Aslında konu sadece GDO’lar ve tarımda kullanılan zehirli kimyasallar ile de sınırlı değildir. Sınır tanımayan bir ekonomik büyüme ve endüstriyel üretim faaliyetinin yavaşlığa tahammülü yoktur. Yani, bir kimyasal madde için on yıllar sürecek toksikolojik çalışmaların sonucunu beklemektense, zaman içinde zararlı etkileri ortaya çıktığında önlem almak daha karlıdır. Pestisitler konusunda da durum böyledir. Zararlı olduklarına ilişkin artık hiç kimsenin reddedemeyeceği kanıtlar ortaya çıkana kadar, bir pestisitin kullanılmasına bir sınırlama veya engelleme getirilmemiştir. Getirilmez. Zaten ilgili kurular tarafından önlem alma işi de epeyce ağırdan alınır. Öyle ki, Amerika’da insan ve çevre sağlığı konusunda faaliyet gösteren FDA (Food and Drug Administration) ve EPA (Environmental Protection Agency) gibi kurumlar son yıllarda çok sert bir şekilde eleştirilmektedir2,3. Eleştiriler, bu kurumların gerçekleştirdikleri faaliyetler bütününün uygunsuz endüstriyel üretime bir tür meşruiyet kazandırmak olduğu yönündedir. Her iki kurumunda, kamu ve çevre sağlığını korumak için ne yaptıkları sorusuna hiç de olumlu bir yanıt verilmemektedir. Gerek FDA ve gerekse EPA’nın ülkemizde hala çok saygın kurumlar olarak addedildiklerini de not düşmek gerekiyor.
Zehirli kimyasal maddelerin büyük bir çoğunluğunun hiçbir toksikolojik teste tabii tutulmadan hayatımıza girdiği, konu ile ilgili yasal mevzuatların çok yetersiz kaldığı ve koruma sağlamadığı artık iyi bilinmektedir. Geçmiş deneyimlere bakıldığında, yıllarca güvenilir olduğu ve hiçbir sağlık sorununa yol açmadığı iddiası ile kullanılan çeşitli kimyasalların zamanla yasaklandığını veya kullanılmalarına çeşitli sınırlamalar getirildiğini görüyoruz.

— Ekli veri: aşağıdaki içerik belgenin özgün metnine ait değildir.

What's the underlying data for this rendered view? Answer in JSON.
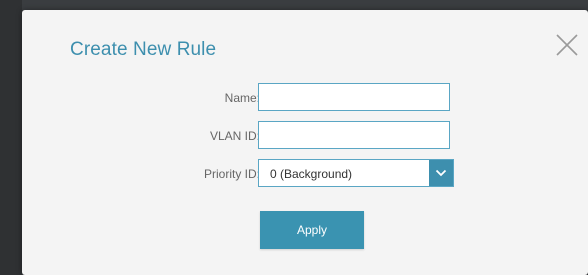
{
  "dialog": {
    "title": "Create New Rule",
    "close_icon": "close-icon"
  },
  "form": {
    "name": {
      "label": "Name:",
      "value": ""
    },
    "vlan_id": {
      "label": "VLAN ID:",
      "value": ""
    },
    "priority_id": {
      "label": "Priority ID:",
      "selected": "0 (Background)",
      "icon": "chevron-down-icon"
    }
  },
  "actions": {
    "apply_label": "Apply"
  },
  "colors": {
    "accent": "#3d8fae",
    "field_border": "#5aa6c4",
    "dialog_bg": "#f4f4f4"
  }
}
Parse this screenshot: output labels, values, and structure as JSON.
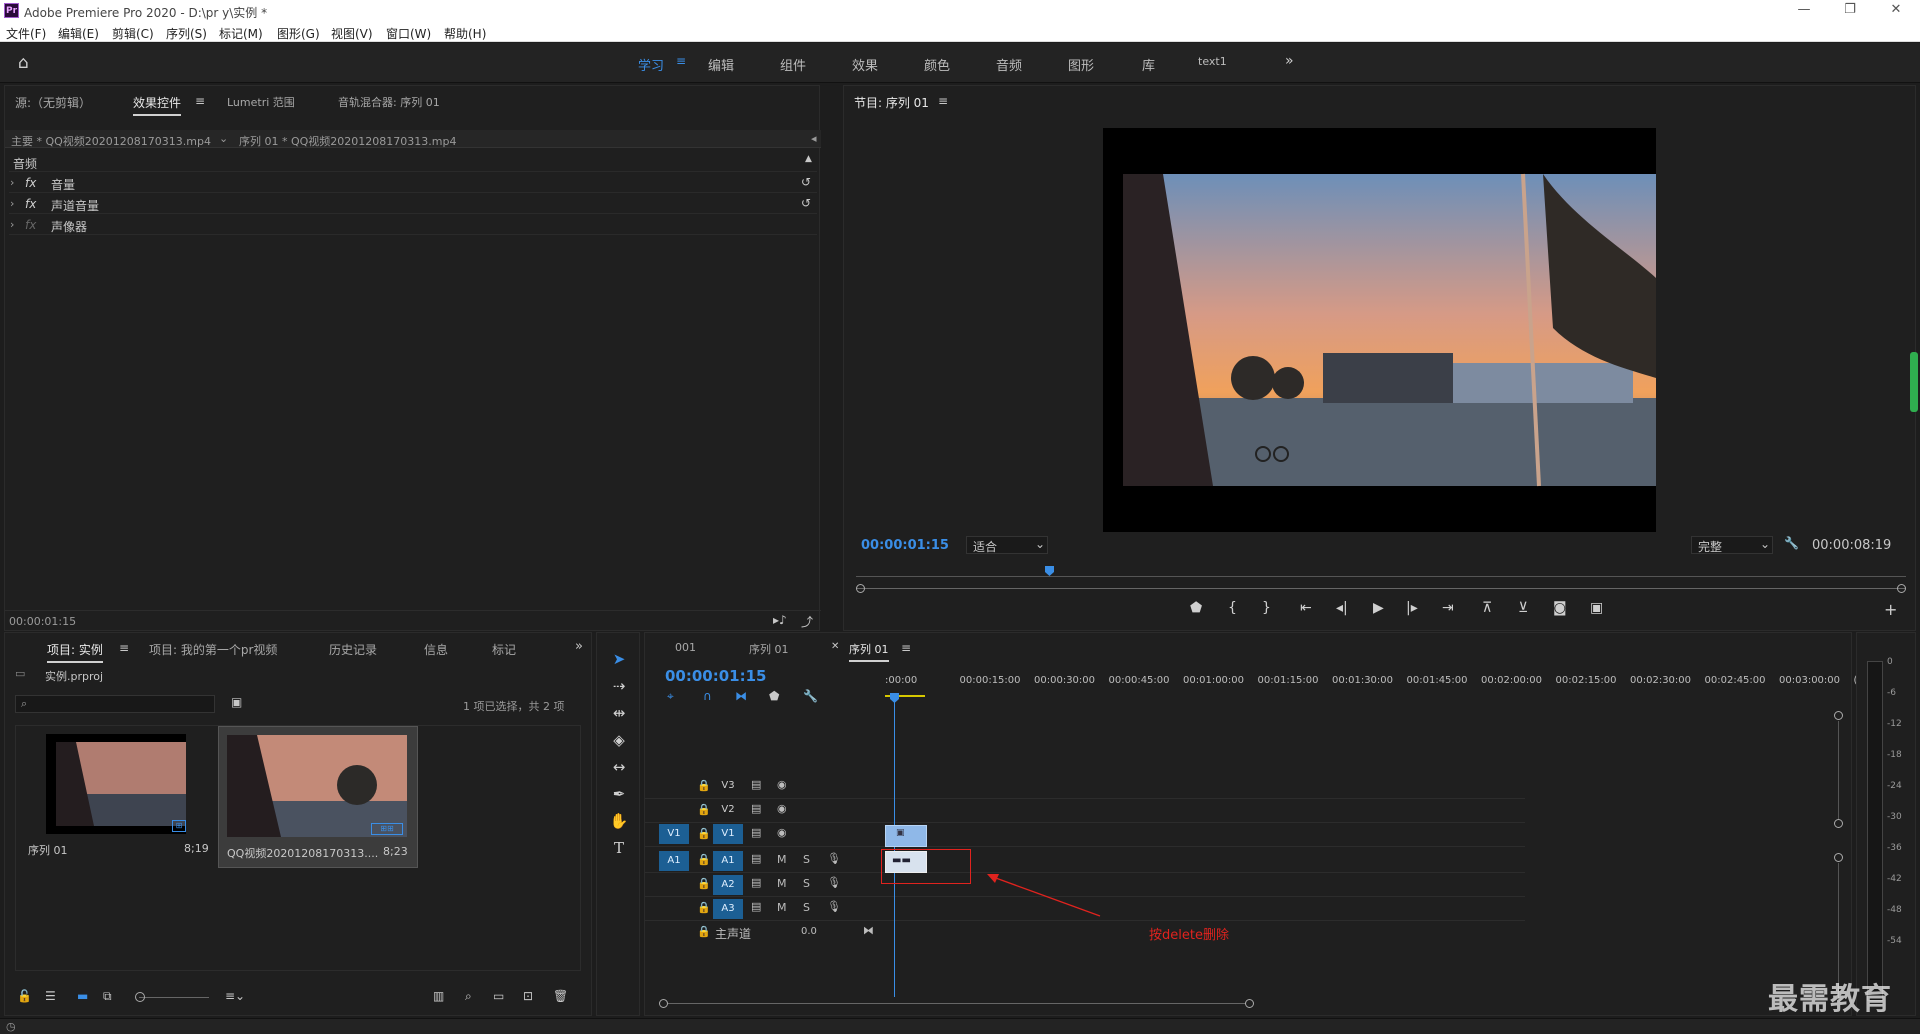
{
  "window": {
    "title": "Adobe Premiere Pro 2020 - D:\\pr y\\实例 *",
    "logo": "Pr",
    "min": "—",
    "max": "❐",
    "close": "✕"
  },
  "menu": [
    "文件(F)",
    "编辑(E)",
    "剪辑(C)",
    "序列(S)",
    "标记(M)",
    "图形(G)",
    "视图(V)",
    "窗口(W)",
    "帮助(H)"
  ],
  "workspaces": [
    "学习",
    "编辑",
    "组件",
    "效果",
    "颜色",
    "音频",
    "图形",
    "库",
    "text1"
  ],
  "workspace_active": "学习",
  "source_panel": {
    "tabs": [
      "源:（无剪辑）",
      "效果控件",
      "Lumetri 范围",
      "音轨混合器: 序列 01"
    ],
    "active_tab": "效果控件",
    "master_clip": "主要 * QQ视频20201208170313.mp4",
    "sequence_clip": "序列 01 * QQ视频20201208170313.mp4",
    "section": "音频",
    "effects": [
      {
        "fx": "fx",
        "name": "音量"
      },
      {
        "fx": "fx",
        "name": "声道音量"
      },
      {
        "fx": "fx",
        "name": "声像器"
      }
    ],
    "timecode": "00:00:01:15"
  },
  "program_panel": {
    "title": "节目: 序列 01",
    "timecode": "00:00:01:15",
    "fit": "适合",
    "quality": "完整",
    "duration": "00:00:08:19",
    "playhead_fraction": 0.18
  },
  "project_panel": {
    "tabs": [
      "项目: 实例",
      "项目: 我的第一个pr视频",
      "历史记录",
      "信息",
      "标记"
    ],
    "active_tab": "项目: 实例",
    "project_file": "实例.prproj",
    "selection_info": "1 项已选择，共 2 项",
    "items": [
      {
        "name": "序列 01",
        "duration": "8;19"
      },
      {
        "name": "QQ视频20201208170313....",
        "duration": "8;23"
      }
    ]
  },
  "timeline": {
    "tabs": [
      "001",
      "序列 01",
      "序列 01"
    ],
    "active_tab": "序列 01",
    "timecode": "00:00:01:15",
    "ruler": [
      ":00:00",
      "00:00:15:00",
      "00:00:30:00",
      "00:00:45:00",
      "00:01:00:00",
      "00:01:15:00",
      "00:01:30:00",
      "00:01:45:00",
      "00:02:00:00",
      "00:02:15:00",
      "00:02:30:00",
      "00:02:45:00",
      "00:03:00:00",
      "("
    ],
    "video_tracks": [
      "V3",
      "V2",
      "V1"
    ],
    "audio_tracks": [
      "A1",
      "A2",
      "A3"
    ],
    "source_patch_v": "V1",
    "source_patch_a": "A1",
    "mix_label": "主声道",
    "mix_value": "0.0",
    "m_label": "M",
    "s_label": "S",
    "annotation": "按delete删除"
  },
  "meter": {
    "scale": [
      "0",
      "-6",
      "-12",
      "-18",
      "-24",
      "-30",
      "-36",
      "-42",
      "-48",
      "-54"
    ]
  },
  "watermark": "最需教育",
  "colors": {
    "accent": "#3a8ee6",
    "clip_video": "#8fb8e8",
    "annotation": "#e0231e",
    "track_select": "#1c5f94"
  }
}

Bu kimyasalların kullanılmasının yasaklandığı durumlar, konu ile ilgili şahıs ve kurumlar tarafından, her şeyin kontrol altında olduğu ve insanların sağlıklı yaşamaları için her çeşit önlemin alındığı inancını pekiştirecek şekilde sunulsa da hiçbir şey kontrol altında değildir. Hiçbir zaman da değildi.
1 Akdeniz Üni.Gıda Güvenliği ve Tarımsal Araştırmalar Merkezi
2 Carl F. Cranor, 2011. Legally Poisoned: How the Law Puts Us at Risk from Toxicants. Harward University press. Bu konu 29.04 ve 01.07.2012 tarihli Radikal 2 eklerinde ele alınmıştı, daha detaylı açıklamalar için aşağıdaki linklere bakılabilir. http://www.radikal.com.tr/Radikal.aspx?aType=RadikalEklerDetayV3&ArticleID=1092961&CategoryID=42
http://www.radikal.com.tr/Radikal.aspx?aType=RadikalEklerDetayV3&ArticleID=1086537&CategoryID=42
3 Marion Nestle, .Food politics: how the food industry influences nutrition and
Health. University of California Press.